Kırgınım üstelik sana…

Beni geceye mahkum eden her faniye olduğundan daha çok…
Kendimi ararken kör karanlıkta
elma dedim ölüm çıktı karşıma…
Oysa sen “işte bu sana ölümlerine bedel” dediğim “mucizemdin”
hafızamda aşk var
karıştırıyorum galiba…
Mucizeler güzel bitmez miydi?

Her hangi iki insanın karşılaşamayacağı gibi karşılaşmıştık seninle.
Birbirine kıyısı olmayan kentleri komşu yaptık önce.
Ve sonra daldım gözlerine.
Gri kentlerin beyaz çocukları kadar siyahtı gözlerin…
ellerin üşürdü ağlardım… ellerin üşürdü yanardım…

Kırgınım sana…

Bir oyunun tamda ortasındaydım.
Saklanıyordum içimden.
Kaçıyordum…
Sobelemeye hiçte niyetim yoktu üstelik.
Adım geceydi ve gece saklıyordu yara izlerini.
Sonra gökyüzünden bir cemre düştü ışıl ışıl.
Aydınlandım yakalandım sobelendim…
Artık yaralarım belli oluyordu…

Gözyaşı ile karışık bir acıma tadında uzattın ellerini…
Anne tarafına denk gelmiştim sanırım.
Kabuklarım vardı ya; kan oldu şimdi…

Masal dedim olsa olsa masal dedim sana.
Çünkü hiçbir şefkat bu kadar acıtmıyordu canımı
ve hiçbir şehir ben olmuyordu sen olmayınca.
Mekansızdım yani ama geceydim.
Bütün şehirlerin üstüne seriliyordum her günbatımında
ama senin şehrine gün olan başkaydı
gün tadındaydı ve gece lüzumsuzdu…

Kırgınım sana güzel insan…

Bir tek sen bilirdin yarımlığımı.
Beni sahiden leyleklerin getirdiğini
ve en az bir leylek ailesi kadar yuvaya sahip olduğumu bir sen bilirdin.
Anne ve baba diyemeyişimi leyleklerin dilsizliğine verdiğimi bir sen bilirdin.
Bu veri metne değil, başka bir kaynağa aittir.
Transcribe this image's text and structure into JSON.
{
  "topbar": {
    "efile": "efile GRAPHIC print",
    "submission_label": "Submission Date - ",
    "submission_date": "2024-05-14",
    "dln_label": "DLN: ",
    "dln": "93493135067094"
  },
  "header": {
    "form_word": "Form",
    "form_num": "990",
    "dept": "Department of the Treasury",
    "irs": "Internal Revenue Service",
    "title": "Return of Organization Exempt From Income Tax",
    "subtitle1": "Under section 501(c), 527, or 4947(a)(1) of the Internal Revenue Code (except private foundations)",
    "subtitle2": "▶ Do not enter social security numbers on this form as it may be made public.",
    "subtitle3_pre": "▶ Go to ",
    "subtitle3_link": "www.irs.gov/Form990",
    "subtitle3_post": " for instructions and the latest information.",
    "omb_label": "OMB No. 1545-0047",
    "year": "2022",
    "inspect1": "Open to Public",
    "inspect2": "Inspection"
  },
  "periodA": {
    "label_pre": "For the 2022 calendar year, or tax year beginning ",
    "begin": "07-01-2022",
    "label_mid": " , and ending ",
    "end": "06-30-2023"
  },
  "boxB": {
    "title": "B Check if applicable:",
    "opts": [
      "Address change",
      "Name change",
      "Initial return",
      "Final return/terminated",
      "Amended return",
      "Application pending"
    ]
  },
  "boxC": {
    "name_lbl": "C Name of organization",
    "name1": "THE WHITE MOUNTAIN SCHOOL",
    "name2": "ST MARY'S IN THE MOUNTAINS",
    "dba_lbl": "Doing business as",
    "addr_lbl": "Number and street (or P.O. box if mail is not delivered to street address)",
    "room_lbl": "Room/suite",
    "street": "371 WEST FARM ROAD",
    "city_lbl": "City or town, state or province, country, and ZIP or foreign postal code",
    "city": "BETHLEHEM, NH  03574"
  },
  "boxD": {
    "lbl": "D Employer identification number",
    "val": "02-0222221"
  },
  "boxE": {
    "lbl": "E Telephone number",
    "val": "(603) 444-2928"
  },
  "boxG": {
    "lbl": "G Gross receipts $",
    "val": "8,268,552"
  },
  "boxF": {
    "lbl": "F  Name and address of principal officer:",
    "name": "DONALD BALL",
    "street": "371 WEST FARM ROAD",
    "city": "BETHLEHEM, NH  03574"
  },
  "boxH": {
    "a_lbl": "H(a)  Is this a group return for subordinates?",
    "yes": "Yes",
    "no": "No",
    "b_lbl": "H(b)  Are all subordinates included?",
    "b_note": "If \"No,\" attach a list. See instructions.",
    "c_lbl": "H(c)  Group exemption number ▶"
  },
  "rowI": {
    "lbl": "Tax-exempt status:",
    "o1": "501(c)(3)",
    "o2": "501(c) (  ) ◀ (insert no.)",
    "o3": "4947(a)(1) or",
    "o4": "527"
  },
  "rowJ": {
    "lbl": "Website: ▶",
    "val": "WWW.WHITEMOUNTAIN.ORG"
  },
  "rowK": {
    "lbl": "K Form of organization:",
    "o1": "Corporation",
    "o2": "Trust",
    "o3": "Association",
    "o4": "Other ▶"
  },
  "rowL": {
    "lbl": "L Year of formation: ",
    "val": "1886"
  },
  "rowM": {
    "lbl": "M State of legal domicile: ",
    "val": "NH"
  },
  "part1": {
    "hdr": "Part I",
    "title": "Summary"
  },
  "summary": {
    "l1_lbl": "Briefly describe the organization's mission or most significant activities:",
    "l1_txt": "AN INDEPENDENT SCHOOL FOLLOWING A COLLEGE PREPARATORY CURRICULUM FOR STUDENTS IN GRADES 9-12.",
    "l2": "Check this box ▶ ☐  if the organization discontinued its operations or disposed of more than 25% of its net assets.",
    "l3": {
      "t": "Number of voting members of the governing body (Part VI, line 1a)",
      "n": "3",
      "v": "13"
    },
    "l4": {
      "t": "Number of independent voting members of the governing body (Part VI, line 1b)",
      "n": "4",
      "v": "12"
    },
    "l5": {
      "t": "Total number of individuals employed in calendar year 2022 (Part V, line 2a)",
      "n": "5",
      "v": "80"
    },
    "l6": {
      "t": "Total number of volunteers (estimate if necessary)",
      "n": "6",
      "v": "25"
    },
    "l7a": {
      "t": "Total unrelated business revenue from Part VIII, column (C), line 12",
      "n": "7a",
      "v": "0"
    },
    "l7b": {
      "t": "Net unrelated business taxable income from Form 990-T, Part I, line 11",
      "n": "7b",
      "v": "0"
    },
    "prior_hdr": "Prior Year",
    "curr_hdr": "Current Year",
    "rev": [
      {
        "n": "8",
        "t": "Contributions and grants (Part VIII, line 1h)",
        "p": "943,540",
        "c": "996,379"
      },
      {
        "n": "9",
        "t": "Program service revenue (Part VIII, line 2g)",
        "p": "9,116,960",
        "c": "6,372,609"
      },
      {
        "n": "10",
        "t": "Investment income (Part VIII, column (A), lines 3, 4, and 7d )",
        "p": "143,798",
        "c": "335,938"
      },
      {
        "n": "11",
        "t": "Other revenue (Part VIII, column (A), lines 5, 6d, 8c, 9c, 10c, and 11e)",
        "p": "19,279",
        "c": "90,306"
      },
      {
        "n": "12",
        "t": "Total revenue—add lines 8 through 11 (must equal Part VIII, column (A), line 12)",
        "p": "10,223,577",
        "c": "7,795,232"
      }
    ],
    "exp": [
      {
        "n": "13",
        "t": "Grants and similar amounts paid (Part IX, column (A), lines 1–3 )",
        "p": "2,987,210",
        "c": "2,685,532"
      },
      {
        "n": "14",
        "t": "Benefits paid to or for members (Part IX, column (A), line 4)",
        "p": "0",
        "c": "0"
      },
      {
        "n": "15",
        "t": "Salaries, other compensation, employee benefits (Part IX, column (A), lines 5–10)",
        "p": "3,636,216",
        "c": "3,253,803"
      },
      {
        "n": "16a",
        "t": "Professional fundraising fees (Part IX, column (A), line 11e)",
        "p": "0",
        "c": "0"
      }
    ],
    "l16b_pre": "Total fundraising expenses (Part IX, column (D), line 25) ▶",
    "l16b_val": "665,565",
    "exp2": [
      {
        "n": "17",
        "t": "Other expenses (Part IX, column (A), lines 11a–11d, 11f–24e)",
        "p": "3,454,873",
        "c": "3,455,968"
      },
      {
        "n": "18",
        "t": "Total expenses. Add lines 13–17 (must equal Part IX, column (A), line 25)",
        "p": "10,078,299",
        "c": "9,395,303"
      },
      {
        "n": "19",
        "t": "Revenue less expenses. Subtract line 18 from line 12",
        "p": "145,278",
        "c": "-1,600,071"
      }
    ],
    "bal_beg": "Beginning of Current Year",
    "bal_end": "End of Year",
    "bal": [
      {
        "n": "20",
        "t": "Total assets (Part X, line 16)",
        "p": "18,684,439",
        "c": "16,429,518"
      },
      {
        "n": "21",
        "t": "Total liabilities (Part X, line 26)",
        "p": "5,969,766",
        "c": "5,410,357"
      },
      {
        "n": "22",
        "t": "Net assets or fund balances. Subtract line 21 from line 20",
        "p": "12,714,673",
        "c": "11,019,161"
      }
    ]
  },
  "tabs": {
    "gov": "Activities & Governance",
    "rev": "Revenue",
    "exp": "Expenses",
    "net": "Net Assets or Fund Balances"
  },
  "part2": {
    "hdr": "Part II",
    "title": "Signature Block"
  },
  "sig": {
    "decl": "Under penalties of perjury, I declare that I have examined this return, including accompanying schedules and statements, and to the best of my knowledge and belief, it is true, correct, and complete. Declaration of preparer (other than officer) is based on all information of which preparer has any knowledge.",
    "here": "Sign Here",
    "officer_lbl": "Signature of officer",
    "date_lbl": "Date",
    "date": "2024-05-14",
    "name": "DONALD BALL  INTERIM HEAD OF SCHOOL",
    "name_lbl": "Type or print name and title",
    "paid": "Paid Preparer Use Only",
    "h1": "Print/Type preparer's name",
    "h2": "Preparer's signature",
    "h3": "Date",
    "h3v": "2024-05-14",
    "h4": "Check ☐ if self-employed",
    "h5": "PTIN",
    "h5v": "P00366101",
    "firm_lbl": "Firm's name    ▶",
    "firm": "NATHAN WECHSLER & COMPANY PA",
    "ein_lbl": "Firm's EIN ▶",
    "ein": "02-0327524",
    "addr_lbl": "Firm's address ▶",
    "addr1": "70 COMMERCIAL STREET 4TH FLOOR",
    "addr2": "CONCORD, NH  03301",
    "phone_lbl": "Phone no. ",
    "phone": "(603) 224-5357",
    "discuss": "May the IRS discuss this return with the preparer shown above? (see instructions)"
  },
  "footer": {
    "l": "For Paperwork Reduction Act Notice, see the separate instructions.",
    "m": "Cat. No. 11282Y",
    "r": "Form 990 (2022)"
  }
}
Gene saçmalıyorum sanırım.. öyle ya seni ne kadar sevdiğimi de bilirdin…

Hani koşarak kaçarak gelirdin bazen…
Neden demezdim; öylesine derdin.
Anlat derdim; Susardın.
Susma derdim; ağlardın.
Ağlama derdim. Niye derdin.
Boğuluyorum derdim; Susardın…
Niye sustuğunu bilirdim ağlardım…
çaresizdim.

Kırgınım sana işte…
Neden deme…
Kırılacak kadar olan hiçbir şeyim yokta onun için.
Beyaz sen kadar kimseye yakışmıyor ;
onun için aynalar canımı acıtıyor
gece artık beni saklamıyor ve kızım
Kardelen’im ölüler ülkesinde karlar altında üşüyor onun için.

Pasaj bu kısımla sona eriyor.